The fourth step of the evaluation process requires the ALJ to determine whether the
claimant’s residual functional capacity is sufficient for the claimant to perform past relevant
work. 20 C.F.R. §§ 404.1520(a)(4)(iv), 416.920(a)(4)(iv). An individual’s residual functional
capacity is his ability to do physical and mental work activities on a sustained basis despite
limitations from his impairments. 20 C.F.R. §§ 404.1545, 416.945. Likewise, an individual’s
MEMORANDUM DECISION AND ORDER - 5
past relevant work is work performed within the last 15 years or 15 years prior to the date that
disability must be established; also, the work must have lasted long enough for the claimant to
learn to do the job and be engaged in substantial gainful activity. 20 C.F.R. §§ 404.1560(b),
404.1565, 416.960(b), 416.965. Here, the ALJ determined that Petitioner has the residual
functional capacity to perform light work as defined in 20 C.F.R. §§ 404.1567(b) and
416.967(b), except she (1) cannot climb ropes, ladders, and scaffolds; (2) can occasionally
crouch; (3) can frequently balance, kneel, stoop, crawl, and climb ramps or stairs; (4) is limited
to frequent exposure to extreme cold and vibrations; (5) cannot work in close coordination with
others; and (6) can only tolerate occasional decision-making and occasional changes in the work
setting. (AR 16-19). Due to these limitations, the ALJ further concluded that Petitioner is
unable to perform any past relevant work. (AR 19-20).
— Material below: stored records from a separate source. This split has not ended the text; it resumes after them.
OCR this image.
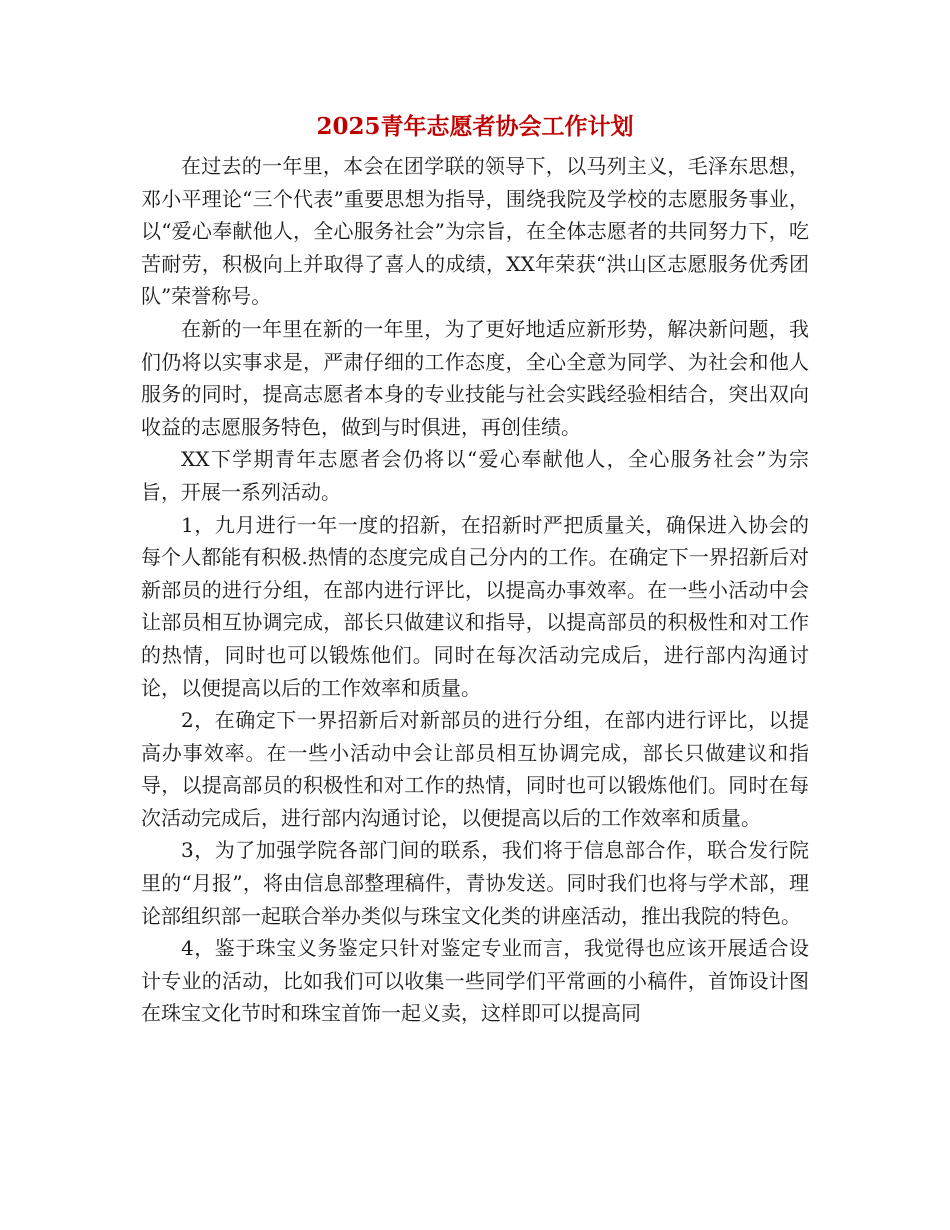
2025青年志愿者协会工作计划

在过去的一年里，本会在团学联的领导下，以马列主义，毛泽东思想，邓小平理论“三个代表”重要思想为指导，围绕我院及学校的志愿服务事业，以“爱心奉献他人，全心服务社会”为宗旨，在全体志愿者的共同努力下，吃苦耐劳，积极向上并取得了喜人的成绩，XX年荣获“洪山区志愿服务优秀团队”荣誉称号。

在新的一年里在新的一年里，为了更好地适应新形势，解决新问题，我们仍将以实事求是，严肃仔细的工作态度，全心全意为同学、为社会和他人服务的同时，提高志愿者本身的专业技能与社会实践经验相结合，突出双向收益的志愿服务特色，做到与时俱进，再创佳绩。

XX下学期青年志愿者会仍将以“爱心奉献他人，全心服务社会”为宗旨，开展一系列活动。

1，九月进行一年一度的招新，在招新时严把质量关，确保进入协会的每个人都能有积极.热情的态度完成自己分内的工作。在确定下一界招新后对新部员的进行分组，在部内进行评比，以提高办事效率。在一些小活动中会让部员相互协调完成，部长只做建议和指导，以提高部员的积极性和对工作的热情，同时也可以锻炼他们。同时在每次活动完成后，进行部内沟通讨论，以便提高以后的工作效率和质量。

2，在确定下一界招新后对新部员的进行分组，在部内进行评比，以提高办事效率。在一些小活动中会让部员相互协调完成，部长只做建议和指导，以提高部员的积极性和对工作的热情，同时也可以锻炼他们。同时在每次活动完成后，进行部内沟通讨论，以便提高以后的工作效率和质量。

3，为了加强学院各部门间的联系，我们将于信息部合作，联合发行院里的“月报”，将由信息部整理稿件，青协发送。同时我们也将与学术部，理论部组织部一起联合举办类似与珠宝文化类的讲座活动，推出我院的特色。

4，鉴于珠宝义务鉴定只针对鉴定专业而言，我觉得也应该开展适合设计专业的活动，比如我们可以收集一些同学们平常画的小稿件，首饰设计图在珠宝文化节时和珠宝首饰一起义卖，这样即可以提高同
In the fifth and final step, if it has been established that a claimant can no longer perform
past relevant work because of his impairments, the burden shifts to the Commissioner to show
that the claimant retains the ability to do alternate work and to demonstrate that such alternate
work exists in significant numbers in the national economy. 20 C.F.R. §§ 404.1520(a)(4)(v),
416.920(a)(4)(v), 404.1520(f), 416.920(f); see also Matthews v. Shalala, 10 F.3d 678, 681 (9th
Cir. 1993). If the claimant is able to do other work, she is not disabled; if the claimant is not able
to do other work and meets the duration requirement, she is disabled. Here, the ALJ found that
Petitioner is capable of performing light work found in significant numbers within the relevant
national/regional economy, including basket filler, cannery worker, and photocopy machine
operator. (AR 20-21). Therefore, based on Petitioner’s age, education, work experience, and
residual functional capacity, the ALJ concluded that Petitioner was not under a disability as
MEMORANDUM DECISION AND ORDER - 6
defined in the Social Security Act from December 10, 2009 through the date of his December 12,
2011 decision. (AR 21).
B.
Analysis
1.
Petitioner’s Alleged Impairments and Her Residual Functional Capacity
Petitioner contends that, during the November 3, 2011 hearing, she testified that her
diabetes had led medical providers to advise her to keep her feet elevated, but that the ALJ did
not include any corresponding limitation when evaluating her residual functional capacity. See
Pet.’s Brief, pp. 7-8 (Docket No. 14) (citing (AR 17) (ALJ concluding that Petitioner’s “followup treatment records do not contain such instructions”). According to Petitioner, had the ALJ
properly considered such evidence and, likewise, included that limitation in his residual
functional capacity findings, he would have granted Petitioner’s claim because such an
impairment would preclude all employment. See id. at pp. 10-11. The record, however, suggests
that Petitioner overstates any factual basis for that argument.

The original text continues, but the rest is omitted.